Rheinische Post Hilden

Todesdrohu­ng am Gartenzaun

Richter setzt 1600-Euro-Geldstrafe für einen 59-Jährigen zur Bewährung aus.

- VON WULF KANNEGIESS­ER

War es nur ein Ausraster oder eine so massive Bedrohung, dass dafür 2400 Euro Strafe fällig sind? Mit einer Antwort tat sich die Justiz am Montag bei einem 59-jährigen Angeklagte­n schwer. Staatsanwa­lt und Richter beurteilte­n die Situation unterschie­dlich.

Der gab vorm Amtsgerich­t zu, vor rund einem Jahr bei einem Gartenfest ausgeraste­t zu sein. Als seine Freundin (30) sich mit ihrem Ex-Mann (53) mal wieder um den richtigen Umgang mit den zwei gemeinsame­n Kindern stritt, kam der Angeklagte der Frau zu Hilfe, sprang über einen Gartenzaun – und drohte dem Vater der Kinder, ihm „den Schädel einzuschla­gen“. Der Richter tendierte zu einer milden Bewertung: Die Geldstrafe wurde gesenkt, sogar zur Bewährung ausgesetzt.

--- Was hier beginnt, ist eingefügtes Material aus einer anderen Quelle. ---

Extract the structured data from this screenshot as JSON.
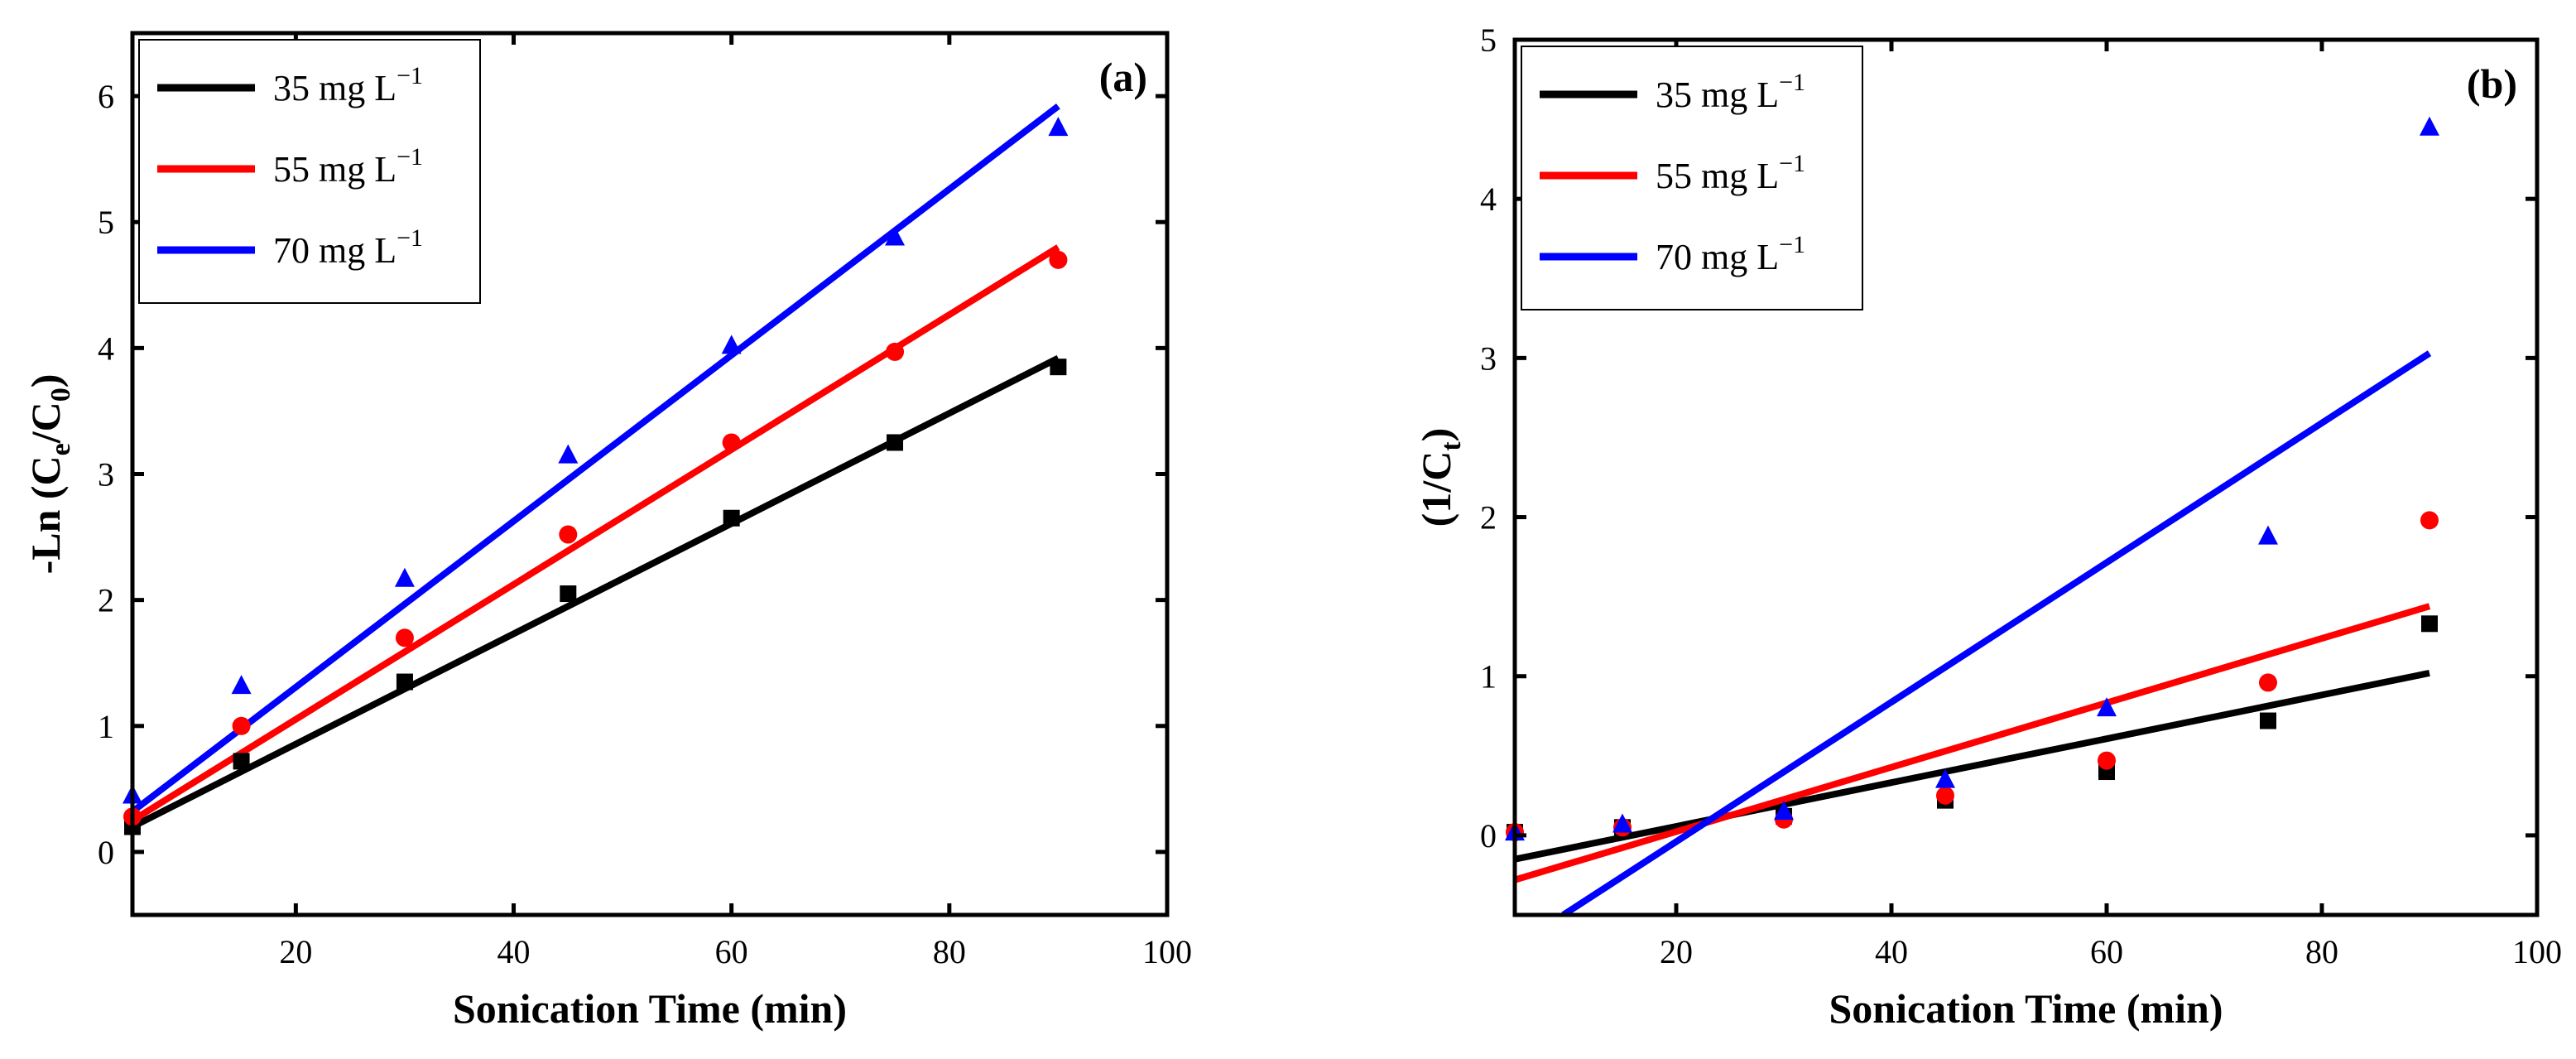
{
  "chart_data": [
    {
      "type": "scatter",
      "panel": "(a)",
      "xlabel": "Sonication Time (min)",
      "ylabel": "-Ln (Ce/C0)",
      "ylabel_parts": [
        "-Ln (C",
        "e",
        "/C",
        "0",
        ")"
      ],
      "xlim": [
        5,
        100
      ],
      "ylim": [
        -0.5,
        6.5
      ],
      "xticks": [
        20,
        40,
        60,
        80,
        100
      ],
      "yticks": [
        0,
        1,
        2,
        3,
        4,
        5,
        6
      ],
      "legend_position": "top-left",
      "series": [
        {
          "name": "35 mg L-1",
          "label_main": "35 mg L",
          "label_sup": "−1",
          "color": "#000000",
          "marker": "square",
          "x": [
            5,
            15,
            30,
            45,
            60,
            75,
            90
          ],
          "y": [
            0.2,
            0.72,
            1.35,
            2.05,
            2.65,
            3.25,
            3.85
          ],
          "fit": {
            "x": [
              5,
              90
            ],
            "y": [
              0.2,
              3.92
            ]
          }
        },
        {
          "name": "55 mg L-1",
          "label_main": "55 mg L",
          "label_sup": "−1",
          "color": "#ff0000",
          "marker": "circle",
          "x": [
            5,
            15,
            30,
            45,
            60,
            75,
            90
          ],
          "y": [
            0.28,
            1.0,
            1.7,
            2.52,
            3.25,
            3.97,
            4.7
          ],
          "fit": {
            "x": [
              5,
              90
            ],
            "y": [
              0.25,
              4.8
            ]
          }
        },
        {
          "name": "70 mg L-1",
          "label_main": "70 mg L",
          "label_sup": "−1",
          "color": "#0000ff",
          "marker": "triangle",
          "x": [
            5,
            15,
            30,
            45,
            60,
            75,
            90
          ],
          "y": [
            0.45,
            1.32,
            2.17,
            3.15,
            4.02,
            4.88,
            5.75
          ],
          "fit": {
            "x": [
              5,
              90
            ],
            "y": [
              0.32,
              5.92
            ]
          }
        }
      ]
    },
    {
      "type": "scatter",
      "panel": "(b)",
      "xlabel": "Sonication Time (min)",
      "ylabel": "(1/Ct)",
      "ylabel_parts": [
        "(1/C",
        "t",
        ")"
      ],
      "xlim": [
        5,
        100
      ],
      "ylim": [
        -0.5,
        5
      ],
      "xticks": [
        20,
        40,
        60,
        80,
        100
      ],
      "yticks": [
        0,
        1,
        2,
        3,
        4,
        5
      ],
      "legend_position": "top-left",
      "series": [
        {
          "name": "35 mg L-1",
          "label_main": "35 mg L",
          "label_sup": "−1",
          "color": "#000000",
          "marker": "square",
          "x": [
            5,
            15,
            30,
            45,
            60,
            75,
            90
          ],
          "y": [
            0.02,
            0.05,
            0.12,
            0.22,
            0.4,
            0.72,
            1.33
          ],
          "fit": {
            "x": [
              5,
              90
            ],
            "y": [
              -0.15,
              1.02
            ]
          }
        },
        {
          "name": "55 mg L-1",
          "label_main": "55 mg L",
          "label_sup": "−1",
          "color": "#ff0000",
          "marker": "circle",
          "x": [
            5,
            15,
            30,
            45,
            60,
            75,
            90
          ],
          "y": [
            0.02,
            0.05,
            0.1,
            0.25,
            0.47,
            0.96,
            1.98
          ],
          "fit": {
            "x": [
              5,
              90
            ],
            "y": [
              -0.28,
              1.44
            ]
          }
        },
        {
          "name": "70 mg L-1",
          "label_main": "70 mg L",
          "label_sup": "−1",
          "color": "#0000ff",
          "marker": "triangle",
          "x": [
            5,
            15,
            30,
            45,
            60,
            75,
            90
          ],
          "y": [
            0.02,
            0.07,
            0.15,
            0.35,
            0.8,
            1.88,
            4.45
          ],
          "fit": {
            "x": [
              9.5,
              90
            ],
            "y": [
              -0.5,
              3.03
            ]
          }
        }
      ]
    }
  ]
}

Mit hängendem Kopf hatte der Angeklagte zuvor versichert, er habe mehrfach versucht, sich beim Opfer zu entschuldi­gen – und wolle mit seiner neuen Freundin und deren Kindern „jetzt nur noch in Ruhe leben“. Ganz so einfach war das zuletzt aber nicht, weil die Frau mit ihrem Ex-Mann aktuell ums Sorgerecht für die Sprössling­e streitet – und bei jeder Begegnung der Ex-Eheleute offenbar Ärger in der Luft liegt. Fakt ist: Die Ehe ist längst geschieden, die Frau hat sich nun dem Angeklagte­n zugewandt und ist mit ihm verlobt. Der Gebäuderei­niger, der einst der rechtsradi­kalen Szene angehörte und früher als Türsteher arbeitete, ließ sich am Tattag unter Alkoholein­fluss dann aber in die Dauer-Fehde des Ex-Ehepaars „hineinzieh­en“, wie der Richter sagte. Dabei äußerte er auch die Todesdrohu­ng, obwohl er das „nicht ernst gemeint“habe, wie er nun betonte. Er bestritt auch, später anonym beim Vater der Kinder angerufen und ihm angekündig­t zu haben: „Ich hau’ dich tot, Alter!“In diesem Punkt gab es sogar einen Freispruch.

Für die Todesdrohu­ng am Gartenzaun wollte der Staatsanwa­lt den 59-Jährigen jedoch nicht ungestraft davonkomme­n lassen. Der Richter sah aber keinen Sinn darin, die „extreme Familiensi­tuation“des zerstritte­nen Ex-Ehepaars und des Angeklagte­n noch anzuheizen. Er hat den Verlobten der Frau wegen Bedrohung zwar verwarnt, setzte eine 1600-Euro-Strafe allerdings zur Bewährung aus.